Mario Zechner (creator of libGDX) built pi because existing coding agents stuffed too much into the context window and hid what they were doing. His fix: strip everything back to four tools, a system prompt under 1,000 tokens, and full transparency over every model interaction.
The four tools
- read - files and images, with offset/limit for large files
- write - create or completely overwrite
- edit - surgical text replacement, exact match required
- bash - shell commands with optional timeout
No grep tool, no find tool, no sub-agents, no MCP. The argument: frontier models already know how to use rg, find, and gh through bash. Adding specialized tools burns context tokens without adding capability.
Architecture
The monorepo ships seven packages:
- pi-ai - unified LLM API across Anthropic, OpenAI, Google, xAI, Groq, Cerebras, OpenRouter
- pi-agent-core - orchestration loop with tool execution, state management, event streaming
- pi-tui - retained-mode terminal UI with differential rendering (only redraws changed lines)
- pi-coding-agent - the CLI that ties it all together
- pi-web-ui - web components for chat interfaces
- pi-mom - Slack bot integration
- pi-pods - CLI for managing vLLM deployments on GPU pods
Written in TypeScript (95.9% of the codebase). MIT licensed. 31.7k stars as of April 2026.
Design bets worth noting
YOLO mode by default. No permission checks, no filesystem sandbox. Zechner’s position: if an LLM can read files and make network requests, permission dialogs are theater. Recommend containerization instead. Claude Code takes the opposite bet with deny-first permissions and five modes.
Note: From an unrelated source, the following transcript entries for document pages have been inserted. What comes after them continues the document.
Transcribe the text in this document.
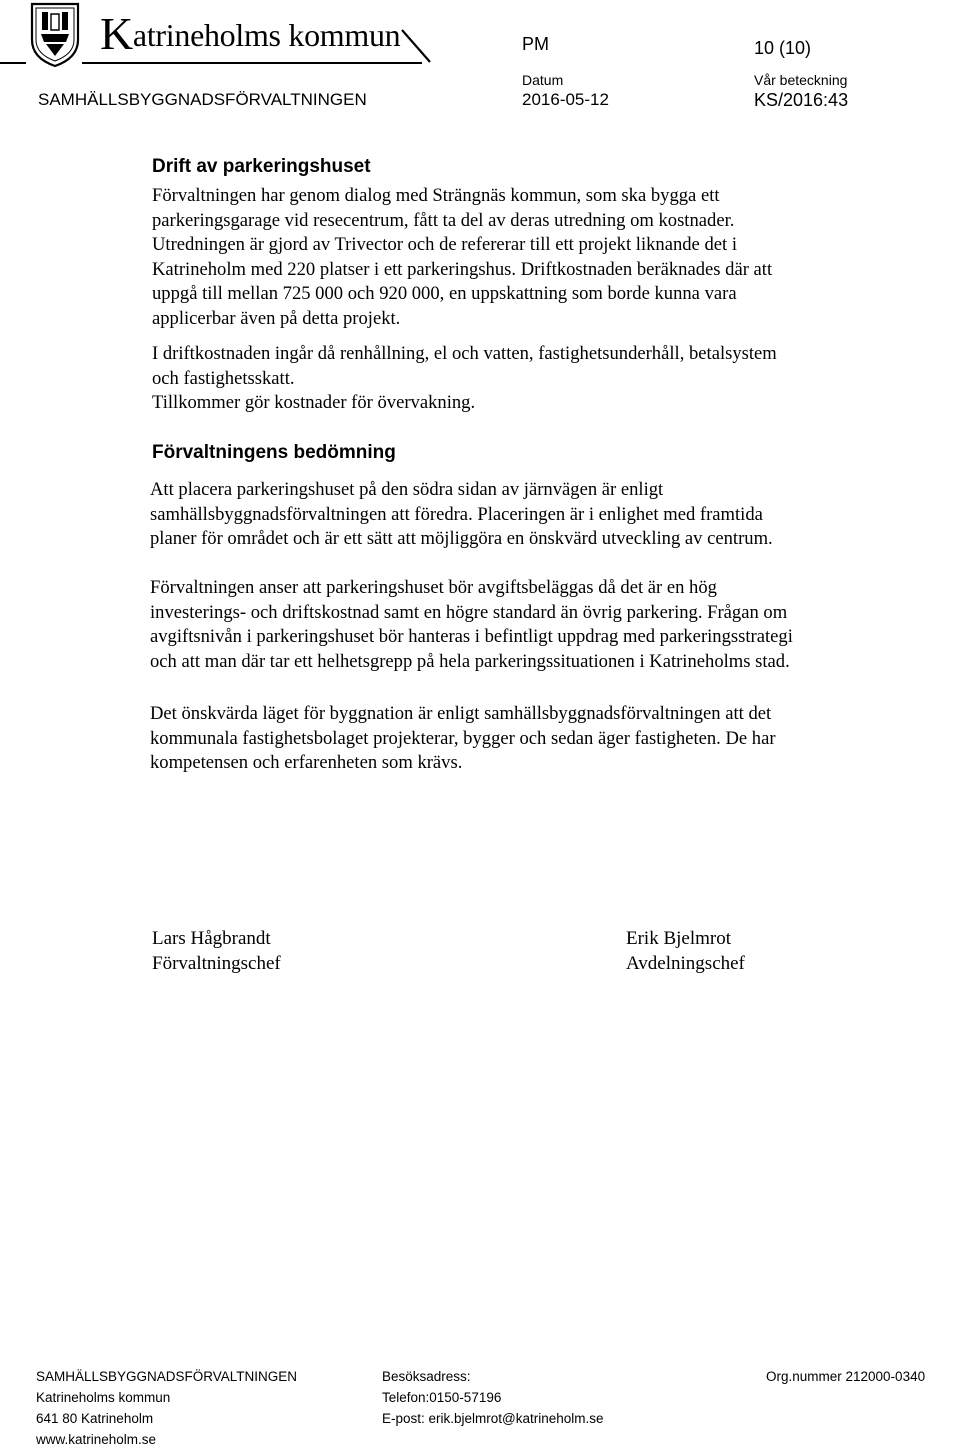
Katrineholms kommun
SAMHÄLLSBYGGNADSFÖRVALTNINGEN
PM	10 (10)
Datum
2016-05-12
Vår beteckning
KS/2016:43
Drift av parkeringshuset
Förvaltningen har genom dialog med Strängnäs kommun, som ska bygga ett
parkeringsgarage vid resecentrum, fått ta del av deras utredning om kostnader.
Utredningen är gjord av Trivector och de refererar till ett projekt liknande det i
Katrineholm med 220 platser i ett parkeringshus. Driftkostnaden beräknades där att
uppgå till mellan 725 000 och 920 000, en uppskattning som borde kunna vara
applicerbar även på detta projekt.
I driftkostnaden ingår då renhållning, el och vatten, fastighetsunderhåll, betalsystem
och fastighetsskatt.
Tillkommer gör kostnader för övervakning.
Förvaltningens bedömning
Att placera parkeringshuset på den södra sidan av järnvägen är enligt
samhällsbyggnadsförvaltningen att föredra. Placeringen är i enlighet med framtida
planer för området och är ett sätt att möjliggöra en önskvärd utveckling av centrum.
Förvaltningen anser att parkeringshuset bör avgiftsbeläggas då det är en hög
investerings- och driftskostnad samt en högre standard än övrig parkering. Frågan om
avgiftsnivån i parkeringshuset bör hanteras i befintligt uppdrag med parkeringsstrategi
och att man där tar ett helhetsgrepp på hela parkeringssituationen i Katrineholms stad.
Det önskvärda läget för byggnation är enligt samhällsbyggnadsförvaltningen att det
kommunala fastighetsbolaget projekterar, bygger och sedan äger fastigheten. De har
kompetensen och erfarenheten som krävs.
Lars Hågbrandt
Förvaltningschef
Erik Bjelmrot
Avdelningschef
SAMHÄLLSBYGGNADSFÖRVALTNINGEN
Katrineholms kommun
641 80 Katrineholm
www.katrineholm.se
Besöksadress:
Telefon:0150-57196
E-post: erik.bjelmrot@katrineholm.se
Org.nummer 212000-0340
No MCP support. Zechner tested Playwright’s MCP server and found it consumed 13.7k tokens just sitting in the system prompt. His alternative: CLI tools with READMEs that the agent consults on demand. Progressive disclosure over upfront loading. Contrast this with the MCP ecosystem that’s building in the other direction.
No built-in planning. Instead of session-local todo modes, pi uses external files (PLAN.md, TODO.md) that persist across sessions and stay visible. Similar to how Claude Code Slash Commands and Claude Code Agent Skills keep things file-based.
Minimal system prompt. Under 1,000 tokens total. The bet: frontier models went through enough RL training to understand coding-agent semantics without verbose instructions. Most competing agents run 5,000-10,000+ token system prompts.
Self-extending agent. Armin Ronacher (Flask creator) praised this pattern: instead of downloading pre-built extensions, you ask the agent to write its own tools. 25+ in-process TypeScript hooks let you reshape the runtime.
Where it sits in the landscape
Pi powers OpenClaw, which hit 145k GitHub stars in a week. The “minimal harness” approach validated itself: Terminus 2, a reference agent offering only raw tmux interaction, ranks competitively on Terminal-Bench 2.0.
The tradeoff is real. Claude Code ships everything built-in (sub-agents, teams, MCP, plan mode, web search, notebooks, 10+ tools). Pi ships almost nothing and expects you to build what you need. Configuration-level control vs. runtime-level control.
People switching from Claude Code to pi report their workflows got more predictable. People staying with Claude Code value the guardrails and batteries-included approach. Both positions make sense depending on whether you want to understand the machine or just use it.
The philosophy underneath
Zechner calls it dictatorial scope management: “if I don’t need it, it won’t be built.” Forks welcome for divergent needs. The codebase stays focused.
This connects to the YAGNI principle in agile: the work you skip matters more than the work you ship. Pi is a live experiment testing how far that idea stretches in agent design.